Help your daughter get ready for her first period

Some argue menstrual leave should not be included in sick leave.
Some argue menstrual leave should not be included in sick leave.

YOUR daughter’s first period can be exciting and nerve-wracking at the same time. Young girls can get their periods as early as 9 years old and as late as 18 years old. Experts share tips on how you, as a parent, can help your daughter navigate this new chapter in her life.


It is important that you gather enough information to share with your child. You can buy books, download videos and get articles on the subject to help you.

“As a parent, be prepared to answer all the questions your child may have as honestly as possible and seek help where you are not able to answer. The school curriculum these days teaches children about the female reproductive system and discussing with your child what she learnt from school can be a good departure point for parents who do not know how to handle their child’s first period,” says social worker Nthabiseng Madikgetla.

“It may be uncomfortable for your child to talk to you about this matter, especially if it is something you have never talked about before. Your child may be quiet at first as you talk and it is okay. Be patient with her and allow her time to adjust and get comfortable. Remember that you will not know everything at this time, but make sure that you are ready to cover the basics,” she adds. 

If you are a male parent, it may help to get a female that your daughter is comfortable with to address some of her concerns regarding the issue. However, your daughter needs to know that you support her and that she can still talk to you about anything that goes on in her life.


Ideally, it would be best if you and the child talk about the menstrual period before it actually starts. It takes away the anxiety and makes the discussion less tense for you and your child once the menstrual cycle starts.

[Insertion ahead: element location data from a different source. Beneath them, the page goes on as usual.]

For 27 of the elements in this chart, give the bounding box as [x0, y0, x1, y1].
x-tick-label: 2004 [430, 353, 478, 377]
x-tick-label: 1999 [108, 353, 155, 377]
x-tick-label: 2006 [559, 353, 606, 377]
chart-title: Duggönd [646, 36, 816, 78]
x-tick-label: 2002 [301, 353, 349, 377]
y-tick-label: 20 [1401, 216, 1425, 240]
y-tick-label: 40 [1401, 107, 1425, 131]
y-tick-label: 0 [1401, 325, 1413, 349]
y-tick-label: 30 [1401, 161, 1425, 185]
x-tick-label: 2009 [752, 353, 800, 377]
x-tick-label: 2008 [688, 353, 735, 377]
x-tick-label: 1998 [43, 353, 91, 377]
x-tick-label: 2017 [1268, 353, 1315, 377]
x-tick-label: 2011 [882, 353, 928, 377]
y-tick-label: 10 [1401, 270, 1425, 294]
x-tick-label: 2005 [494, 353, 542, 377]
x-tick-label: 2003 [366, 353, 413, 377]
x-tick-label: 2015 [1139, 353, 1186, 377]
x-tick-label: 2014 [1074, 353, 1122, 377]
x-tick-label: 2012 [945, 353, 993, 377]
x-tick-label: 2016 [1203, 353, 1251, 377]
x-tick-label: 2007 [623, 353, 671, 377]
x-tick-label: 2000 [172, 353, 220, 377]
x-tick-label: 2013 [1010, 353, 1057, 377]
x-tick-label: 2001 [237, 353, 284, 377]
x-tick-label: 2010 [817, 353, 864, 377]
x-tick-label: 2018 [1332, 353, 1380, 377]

The question would then be: when do you start talking? The answer is: as soon as your child begins to ask questions. “Girls from as early as 5 years old see their mother’s pads when they help to purchase or unpack the groceries. It is an opportunity to tackle the issue when your child asks ‘Mommy what is this?’ Respond in an age-appropriate manner that hints to the child that one day they will be old enough to use this as well,” says Nthabiseng. 

When your child has their first period, it is important to let them know that there is nothing wrong with them. Explain what it means to them as young females. This is also the time to talk to your child about sexual intercourse and pregnancy.


You can expect your child to be either afraid or excited. These are some of the emotions you need to help your child through. “Your child may be confused, especially if the period came too early for her. Your role as a parent is to educate and empower her so that the confusion is cleared.

"You may also realise that your child knows more than you thought she does and this is okay because children these days have access to information. Your role would be to help them separate the myths from facts,” says Nthabiseng.


Educate your daughter on how to keep clean during her period and how to handle accidental flows. Explain to her that she does not need any special product to wash, because plain warm water is safe to use. Also explain the importance of changing the pad or tampon every four to six hours to avoid health risks.

There are a lot of brands of pads and tampons available in the market for your child to choose from. Help her choose a product that will give her protection against leakage, maximum comfort and one that is suitable for her menstrual flow.